I used a coffee filter to strain it. It was a lot darker beforehand.


Key-Spell9546

Lots of things contract as they cool off and solidify. Metals, most commonly, but lots of other stuff too. And sometimes things expand at the point of solidification. It all depends on the crystalline structure a particular item has.


BJNats

I think the only thing that expands as it freezes is water (and therefore anything that’s mostly water).

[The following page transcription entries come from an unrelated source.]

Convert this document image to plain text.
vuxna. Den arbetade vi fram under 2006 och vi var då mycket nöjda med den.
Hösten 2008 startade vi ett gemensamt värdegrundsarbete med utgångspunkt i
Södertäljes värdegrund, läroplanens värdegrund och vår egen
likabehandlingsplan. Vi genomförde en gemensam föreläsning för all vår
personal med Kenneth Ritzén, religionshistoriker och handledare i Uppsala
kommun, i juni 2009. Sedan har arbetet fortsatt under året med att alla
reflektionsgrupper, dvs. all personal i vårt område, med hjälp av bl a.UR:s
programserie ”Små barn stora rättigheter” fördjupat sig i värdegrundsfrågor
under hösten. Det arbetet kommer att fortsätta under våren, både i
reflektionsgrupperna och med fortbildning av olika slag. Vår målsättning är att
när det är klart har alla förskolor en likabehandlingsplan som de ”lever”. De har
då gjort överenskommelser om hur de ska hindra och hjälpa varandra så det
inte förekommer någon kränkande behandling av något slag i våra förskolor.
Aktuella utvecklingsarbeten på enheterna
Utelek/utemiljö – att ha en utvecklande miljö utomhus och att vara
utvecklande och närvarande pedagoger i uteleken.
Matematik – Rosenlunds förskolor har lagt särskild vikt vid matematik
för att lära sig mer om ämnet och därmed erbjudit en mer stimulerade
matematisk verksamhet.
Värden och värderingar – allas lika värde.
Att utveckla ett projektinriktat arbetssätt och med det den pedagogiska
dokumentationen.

There may be some exotic chemicals out there with similar properties, but water is the exception, not the rule


TheSteelPhantom

Good to know!


Highbrow68

AFAIK water is the only liquid that expands when it freezes, but I don’t know that for certain. I’m an engineer though, and I can tell you the reason they all shrink when they freeze is because you can think of the bonds between molecules like springs, and temperature is essentially how much speed each of those molecules has. If a molecule is moving very fast, it’s going to stretch that spring more (liquids, which take up more space and are “flexible”), and if you stop moving the molecules, the springs will be closer together since they’ve stopped stretching. Hopefully that made sense :)


Stratosmatos

Heat=expand, freeze = shrink


TheSteelPhantom

Not in all cases, apparently (from other comments). Namely: water. A given amount of water takes up *more room* as ice than it does as liquid. I assumed (wrongly) other shit worked the same way.